De nombreuses associations ont répondues à l’appel de l’Institut, à savoir :
- Association des Femmes Juristes de Cote d’Ivoire (AFJCI)
- Agir pour la Démocratie et la Liberté en Côte d’Ivoire (ADLCI) ;
- Centre de Recherche et de Formation sur le Développement Intégré (CERFDI) ;
- West Africa Network for Peace Building Cote d’Ivoire (WANEP-CI);
- Rassemblement des Acteurs Ivoiriens pour les Droits Humains (RAIDH) ;
- Club Union Africaine- Cote d’Ivoire ;
- AFRICAN FREE MOVEMENT GROUP/GROUPE AFRICAIN DES DROITS DE LA LIBRE CIRCULATION (AFMG/GADLC) ;
- Réseau d’Action pour les Armes Légères en Afrique de l’Ouest – Cote d’Ivoire (RASALAO-CI) Fondation SERENTI ;
- Réseau pour la Paix et la Sécurité -Cote d’Ivoire (REPSFECO-CI) ;
- Croix rouge Cote d’Ivoire ;
- Organisation des femmes Actives de Cote d’Ivoire (OFACI) ;
- Social Justice ;
- Transparency Justice ;
- Education pour une Société Durable (ESD- CI) ;
- Plateforme d’autonomisation des organisations de jeunesse CI (PAOJ-CI) ;
- Génération Femme du 3ème Millénaire (GF3M-CI) ;
- Ligue Ivoirienne des Droits de l’Homme (LIDHO) ;
- Coalition de la Société Civile pour la Pax et le Développement Démocratique en Côte d’Ivoire (COSOPCI) ;
- Forum de ma Société Civile en Afrique de l’Ouest – Cote d’Ivoire (FOSCAO-CI) ;
- Women in Law and Development in Africa (WILDAF);
- Plateforme des Femmes pour Gagner (P.F.G.)
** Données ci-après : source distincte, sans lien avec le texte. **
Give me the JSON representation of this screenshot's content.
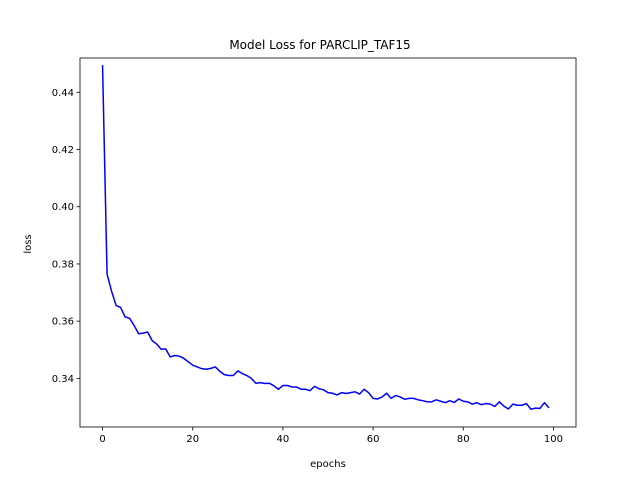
{
  "chart_data": {
    "type": "line",
    "title": "Model Loss for PARCLIP_TAF15",
    "xlabel": "epochs",
    "ylabel": "loss",
    "xlim": [
      -5,
      105
    ],
    "ylim": [
      0.323,
      0.452
    ],
    "xticks": [
      0,
      20,
      40,
      60,
      80,
      100
    ],
    "xtick_labels": [
      "0",
      "20",
      "40",
      "60",
      "80",
      "100"
    ],
    "yticks": [
      0.34,
      0.36,
      0.38,
      0.4,
      0.42,
      0.44
    ],
    "ytick_labels": [
      "0.34",
      "0.36",
      "0.38",
      "0.40",
      "0.42",
      "0.44"
    ],
    "grid": false,
    "series": [
      {
        "color": "#0000ff",
        "x": [
          0,
          1,
          2,
          3,
          4,
          5,
          6,
          7,
          8,
          9,
          10,
          11,
          12,
          13,
          14,
          15,
          16,
          17,
          18,
          19,
          20,
          21,
          22,
          23,
          24,
          25,
          26,
          27,
          28,
          29,
          30,
          31,
          32,
          33,
          34,
          35,
          36,
          37,
          38,
          39,
          40,
          41,
          42,
          43,
          44,
          45,
          46,
          47,
          48,
          49,
          50,
          51,
          52,
          53,
          54,
          55,
          56,
          57,
          58,
          59,
          60,
          61,
          62,
          63,
          64,
          65,
          66,
          67,
          68,
          69,
          70,
          71,
          72,
          73,
          74,
          75,
          76,
          77,
          78,
          79,
          80,
          81,
          82,
          83,
          84,
          85,
          86,
          87,
          88,
          89,
          90,
          91,
          92,
          93,
          94,
          95,
          96,
          97,
          98,
          99
        ],
        "values": [
          0.4495,
          0.3765,
          0.3705,
          0.3655,
          0.3648,
          0.3615,
          0.361,
          0.3585,
          0.3556,
          0.3558,
          0.3562,
          0.3532,
          0.352,
          0.3502,
          0.3503,
          0.3475,
          0.348,
          0.3478,
          0.347,
          0.3458,
          0.3446,
          0.344,
          0.3434,
          0.3432,
          0.3435,
          0.344,
          0.3425,
          0.3413,
          0.341,
          0.341,
          0.3426,
          0.3417,
          0.341,
          0.34,
          0.3383,
          0.3385,
          0.3382,
          0.3383,
          0.3374,
          0.3362,
          0.3375,
          0.3375,
          0.337,
          0.337,
          0.3362,
          0.3362,
          0.3357,
          0.3372,
          0.3364,
          0.336,
          0.335,
          0.3348,
          0.3342,
          0.335,
          0.3347,
          0.335,
          0.3353,
          0.3345,
          0.3362,
          0.335,
          0.333,
          0.3328,
          0.3335,
          0.3348,
          0.333,
          0.334,
          0.3335,
          0.3327,
          0.333,
          0.333,
          0.3325,
          0.3322,
          0.3318,
          0.3318,
          0.3325,
          0.332,
          0.3315,
          0.3322,
          0.3316,
          0.3328,
          0.332,
          0.3318,
          0.331,
          0.3315,
          0.3308,
          0.3312,
          0.331,
          0.3302,
          0.3318,
          0.3303,
          0.3293,
          0.331,
          0.3306,
          0.3306,
          0.3312,
          0.3292,
          0.3296,
          0.3295,
          0.3315,
          0.3297
        ]
      }
    ]
  }
}
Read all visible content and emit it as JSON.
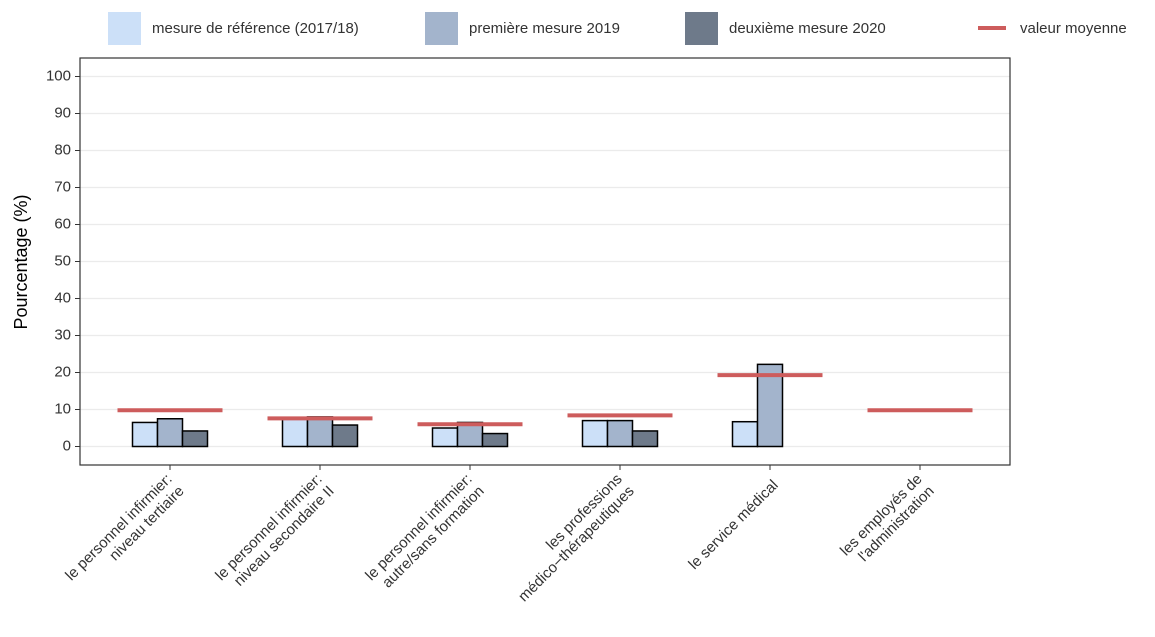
{
  "chart_data": {
    "type": "bar",
    "y_label": "Pourcentage (%)",
    "categories": [
      "le personnel infirmier:\nniveau tertiaire",
      "le personnel infirmier:\nniveau secondaire II",
      "le personnel infirmier:\nautre/sans formation",
      "les professions\nmédico−thérapeutiques",
      "le service médical",
      "les employés de\nl'administration"
    ],
    "series": [
      {
        "name": "mesure de référence (2017/18)",
        "color": "#cce0f8",
        "values": [
          6.5,
          7.5,
          5,
          7,
          6.7,
          0
        ]
      },
      {
        "name": "première mesure 2019",
        "color": "#a3b4cc",
        "values": [
          7.5,
          8,
          6.5,
          7,
          22.2,
          null
        ]
      },
      {
        "name": "deuxième mesure 2020",
        "color": "#6e7a8a",
        "values": [
          4.2,
          5.8,
          3.5,
          4.2,
          null,
          null
        ]
      }
    ],
    "mean": {
      "name": "valeur moyenne",
      "color": "#cd5c5c",
      "values": [
        9.8,
        7.6,
        6.0,
        8.4,
        19.3,
        9.8
      ]
    },
    "ylim": [
      -5,
      105
    ],
    "yticks": [
      0,
      10,
      20,
      30,
      40,
      50,
      60,
      70,
      80,
      90,
      100
    ],
    "grid": true
  }
}
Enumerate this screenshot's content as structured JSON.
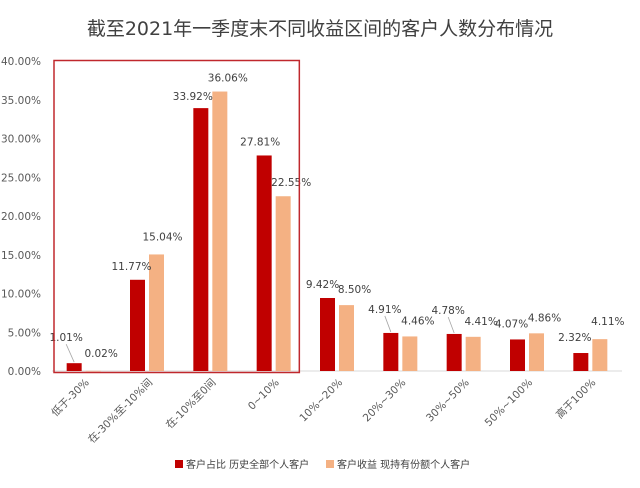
{
  "colors": {
    "series1": "#c00000",
    "series2": "#f4b183",
    "highlight_box": "#c0282d",
    "axis_text": "#595959",
    "grid": "#d9d9d9"
  },
  "chart_data": {
    "type": "bar",
    "title": "截至2021年一季度末不同收益区间的客户人数分布情况",
    "categories": [
      "低于-30%",
      "在-30%至-10%间",
      "在-10%至0间",
      "0~10%",
      "10%~20%",
      "20%~30%",
      "30%~50%",
      "50%~100%",
      "高于100%"
    ],
    "series": [
      {
        "name": "客户占比 历史全部个人客户",
        "values": [
          1.01,
          11.77,
          33.92,
          27.81,
          9.42,
          4.91,
          4.78,
          4.07,
          2.32
        ],
        "labels": [
          "1.01%",
          "11.77%",
          "33.92%",
          "27.81%",
          "9.42%",
          "4.91%",
          "4.78%",
          "4.07%",
          "2.32%"
        ],
        "color": "#c00000"
      },
      {
        "name": "客户收益 现持有份额个人客户",
        "values": [
          0.02,
          15.04,
          36.06,
          22.55,
          8.5,
          4.46,
          4.41,
          4.86,
          4.11
        ],
        "labels": [
          "0.02%",
          "15.04%",
          "36.06%",
          "22.55%",
          "8.50%",
          "4.46%",
          "4.41%",
          "4.86%",
          "4.11%"
        ],
        "color": "#f4b183"
      }
    ],
    "y_ticks": [
      "0.00%",
      "5.00%",
      "10.00%",
      "15.00%",
      "20.00%",
      "25.00%",
      "30.00%",
      "35.00%",
      "40.00%"
    ],
    "ylim": [
      0,
      40
    ],
    "legend_position": "bottom",
    "highlight_box_categories": [
      0,
      3
    ]
  }
}
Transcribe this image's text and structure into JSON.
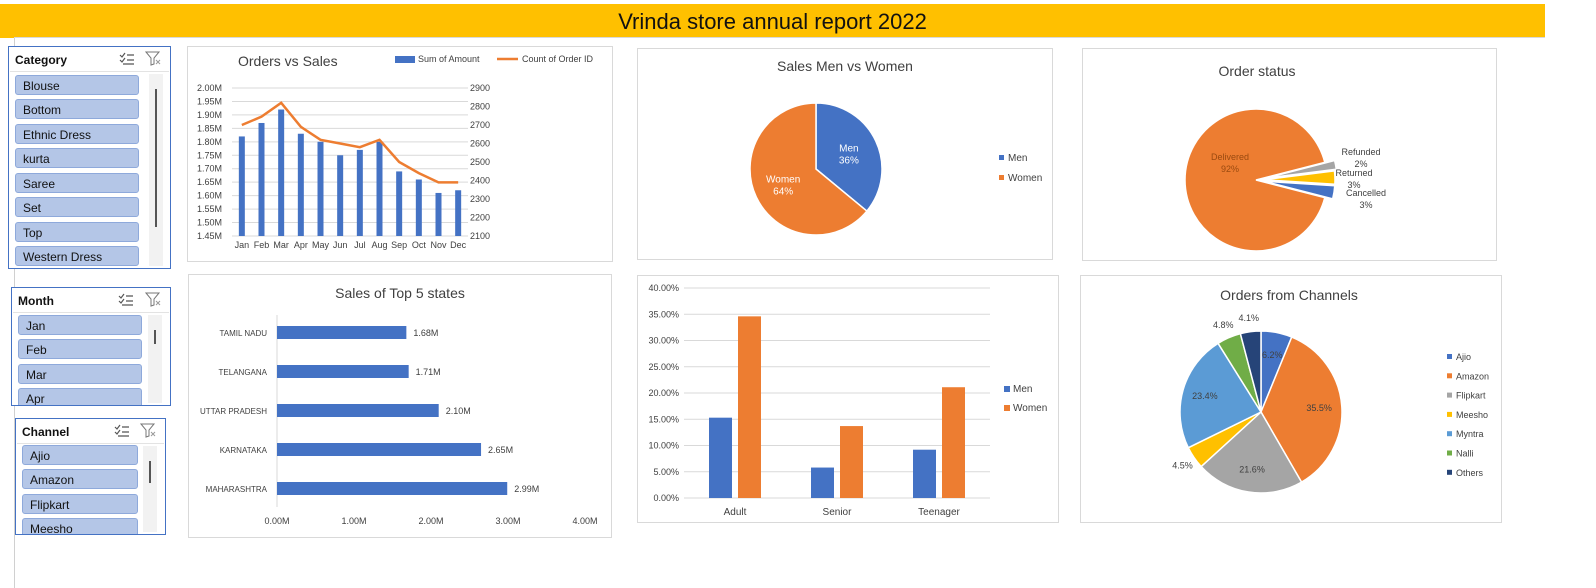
{
  "title": "Vrinda store annual report 2022",
  "slicers": {
    "category": {
      "header": "Category",
      "items": [
        "Blouse",
        "Bottom",
        "Ethnic Dress",
        "kurta",
        "Saree",
        "Set",
        "Top",
        "Western Dress"
      ]
    },
    "month": {
      "header": "Month",
      "items": [
        "Jan",
        "Feb",
        "Mar",
        "Apr"
      ]
    },
    "channel": {
      "header": "Channel",
      "items": [
        "Ajio",
        "Amazon",
        "Flipkart",
        "Meesho"
      ]
    }
  },
  "chart_data": [
    {
      "id": "orders-vs-sales",
      "type": "bar",
      "title": "Orders vs Sales",
      "categories": [
        "Jan",
        "Feb",
        "Mar",
        "Apr",
        "May",
        "Jun",
        "Jul",
        "Aug",
        "Sep",
        "Oct",
        "Nov",
        "Dec"
      ],
      "series": [
        {
          "name": "Sum of Amount",
          "type": "bar",
          "axis": "left",
          "values": [
            1.82,
            1.87,
            1.92,
            1.83,
            1.8,
            1.75,
            1.77,
            1.8,
            1.69,
            1.66,
            1.61,
            1.62
          ]
        },
        {
          "name": "Count of Order ID",
          "type": "line",
          "axis": "right",
          "values": [
            2700,
            2745,
            2820,
            2690,
            2620,
            2600,
            2580,
            2620,
            2500,
            2440,
            2390,
            2390
          ]
        }
      ],
      "y_left": {
        "min": 1.45,
        "max": 2.0,
        "step": 0.05,
        "labels": [
          "2.00M",
          "1.95M",
          "1.90M",
          "1.85M",
          "1.80M",
          "1.75M",
          "1.70M",
          "1.65M",
          "1.60M",
          "1.55M",
          "1.50M",
          "1.45M"
        ]
      },
      "y_right": {
        "min": 2100,
        "max": 2900,
        "step": 100,
        "labels": [
          "2900",
          "2800",
          "2700",
          "2600",
          "2500",
          "2400",
          "2300",
          "2200",
          "2100"
        ]
      },
      "legend": "top-right",
      "colors": {
        "bar": "#4472c4",
        "line": "#ed7d31"
      }
    },
    {
      "id": "sales-men-women",
      "type": "pie",
      "title": "Sales Men vs Women",
      "slices": [
        {
          "label": "Men",
          "value": 36,
          "text": "36%",
          "color": "#4472c4"
        },
        {
          "label": "Women",
          "value": 64,
          "text": "64%",
          "color": "#ed7d31"
        }
      ],
      "legend": "right"
    },
    {
      "id": "order-status",
      "type": "pie",
      "title": "Order status",
      "slices": [
        {
          "label": "Delivered",
          "value": 92,
          "text": "92%",
          "color": "#ed7d31"
        },
        {
          "label": "Refunded",
          "value": 2,
          "text": "2%",
          "color": "#a5a5a5"
        },
        {
          "label": "Returned",
          "value": 3,
          "text": "3%",
          "color": "#ffc000"
        },
        {
          "label": "Cancelled",
          "value": 3,
          "text": "3%",
          "color": "#4472c4"
        }
      ]
    },
    {
      "id": "top5-states",
      "type": "bar",
      "orientation": "horizontal",
      "title": "Sales of Top 5 states",
      "categories": [
        "TAMIL NADU",
        "TELANGANA",
        "UTTAR PRADESH",
        "KARNATAKA",
        "MAHARASHTRA"
      ],
      "values": [
        1.68,
        1.71,
        2.1,
        2.65,
        2.99
      ],
      "value_labels": [
        "1.68M",
        "1.71M",
        "2.10M",
        "2.65M",
        "2.99M"
      ],
      "x_axis": {
        "min": 0,
        "max": 4,
        "labels": [
          "0.00M",
          "1.00M",
          "2.00M",
          "3.00M",
          "4.00M"
        ]
      },
      "color": "#4472c4"
    },
    {
      "id": "age-gender",
      "type": "bar",
      "title": "",
      "categories": [
        "Adult",
        "Senior",
        "Teenager"
      ],
      "series": [
        {
          "name": "Men",
          "values": [
            15.3,
            5.8,
            9.2
          ],
          "color": "#4472c4"
        },
        {
          "name": "Women",
          "values": [
            34.6,
            13.7,
            21.1
          ],
          "color": "#ed7d31"
        }
      ],
      "y_axis": {
        "min": 0,
        "max": 40,
        "labels": [
          "40.00%",
          "35.00%",
          "30.00%",
          "25.00%",
          "20.00%",
          "15.00%",
          "10.00%",
          "5.00%",
          "0.00%"
        ]
      },
      "legend": "right"
    },
    {
      "id": "orders-channels",
      "type": "pie",
      "title": "Orders from Channels",
      "slices": [
        {
          "label": "Ajio",
          "value": 6.2,
          "text": "6.2%",
          "color": "#4472c4"
        },
        {
          "label": "Amazon",
          "value": 35.5,
          "text": "35.5%",
          "color": "#ed7d31"
        },
        {
          "label": "Flipkart",
          "value": 21.6,
          "text": "21.6%",
          "color": "#a5a5a5"
        },
        {
          "label": "Meesho",
          "value": 4.5,
          "text": "4.5%",
          "color": "#ffc000"
        },
        {
          "label": "Myntra",
          "value": 23.4,
          "text": "23.4%",
          "color": "#5b9bd5"
        },
        {
          "label": "Nalli",
          "value": 4.8,
          "text": "4.8%",
          "color": "#70ad47"
        },
        {
          "label": "Others",
          "value": 4.1,
          "text": "4.1%",
          "color": "#264478"
        }
      ],
      "legend": "right"
    }
  ]
}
- Réseau Ivoirien- CPCC (RI-CPCC)
- Mouvement Ivoirien pour les Droits Humains (MIDH) ;
- Publiez Ce que Vous payez ;
- Union Nationale des Journalistes de Côte d’Ivoire (UNJCI).
Voici le discours du plaidoyer présenté aux autorités :
« Les femmes en Côte d’Ivoire ont depuis toujours contribué au développement de la société ivoirienne et participé activement au processus de réconciliation et de renforcement de la paix.
Malgré ces importantes activités, les femmes dans la recherche de la paix, se trouvent généralement éloignées des structures formelles de prise de décision dans les périodes post-conflit.
Nous constatons que l’expérience des femmes n’est pas prise en compte dans l’élaboration des projets de réconciliation, de reconstruction post-conflit. Que les compétences des femmes ne seront pas mises au service de la réalisation d’une paix durable.
En 2000, le Conseil de Sécurité de l’ONU a adopté la résolution 1325 portant sur la femme, la paix et la sécurité qui engagent les Nations-Unies et ses Etats membres à faire participer les femmes aux négociations et aux accords concernant le règlement des conflits et la consolidation de la paix.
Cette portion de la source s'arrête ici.